Artaud, Antonin. The Theater and Its Double. New York: Grove Press, 1958.

Belfiore, Elizabeth. Tragic Pleasures: Aristotle on Plot and Emotion. Princeton: Princeton University Press, 1992.

Boal, Augusto. McBride, Charles and Maria, Translators. Theatre of the Oppressed. New York: Theatre Communications Group. 1979.

Breuer, Josef, and Sigmund Freud. Studies on Hysteria. New York: Basic, 1957. Print.

Costich, Julia. Antonin Artaud. Boston: Twayne Publishers, 1978.

Gorelick, Nathan. “Life in Excess: Insurrection and Expenditure in Antonin Artaud’s Theater of Cruelty”. Discourse 33.2 (2011): 263–279. Web.

Lublin, Robert. “Cadences of Cruelty: Artaud’s Discursive Performance”. Theatre Symposium Vol. 8 (2000). Web: http://works.bepress.com/robert_lublin/3/.

Meisiek, Stefan. “Which Catharsis Do They Mean? Aristotle, Moreno, Boal and Organization Theatre.” Organization Studies (2004): 797-816. Print.

Moser, Keith. “(Re)-Attaching Truth to the Physical Realities of the Universe : Antonin Artaud and J.M.G. Le Clezio’s Philosophical Quest.” Journal of Comparative Literature and Aesthetics. 34 p.83. Print.

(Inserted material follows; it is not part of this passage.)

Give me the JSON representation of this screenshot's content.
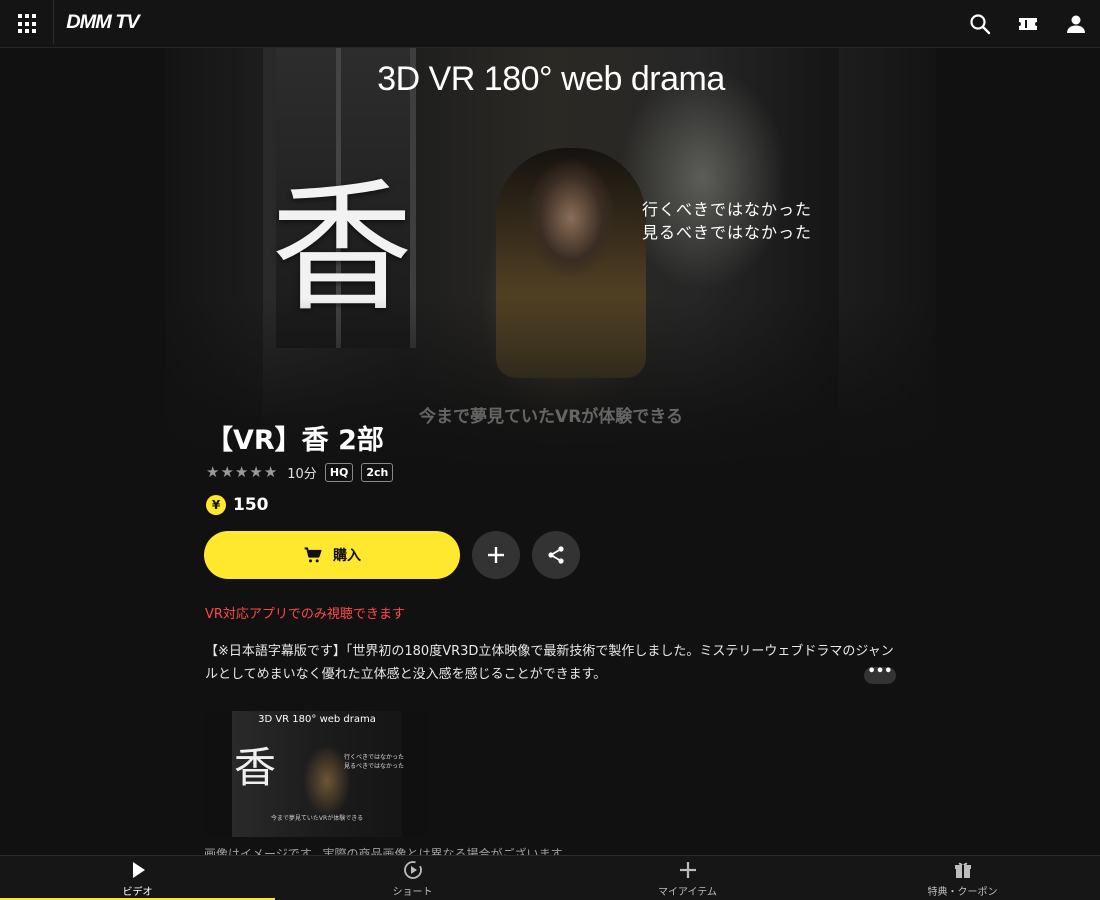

Pavis, Patrice. Shantz, Christine, Translator. Dictionary of the Theatre: Terms, Concepts, and Analysis. Toronto: University of Toronto Press. 1998.

Sakellaridou, Elizabeth. “Oh my god, audience participation!: Some twenty-first-century reflections”. Comparative Drama. 48.1-2 p.13. Print.

Sontag, Susan, ed. Artaud, Antonin. Antonin Artaud: Selected Writings. California: University of California, 1976.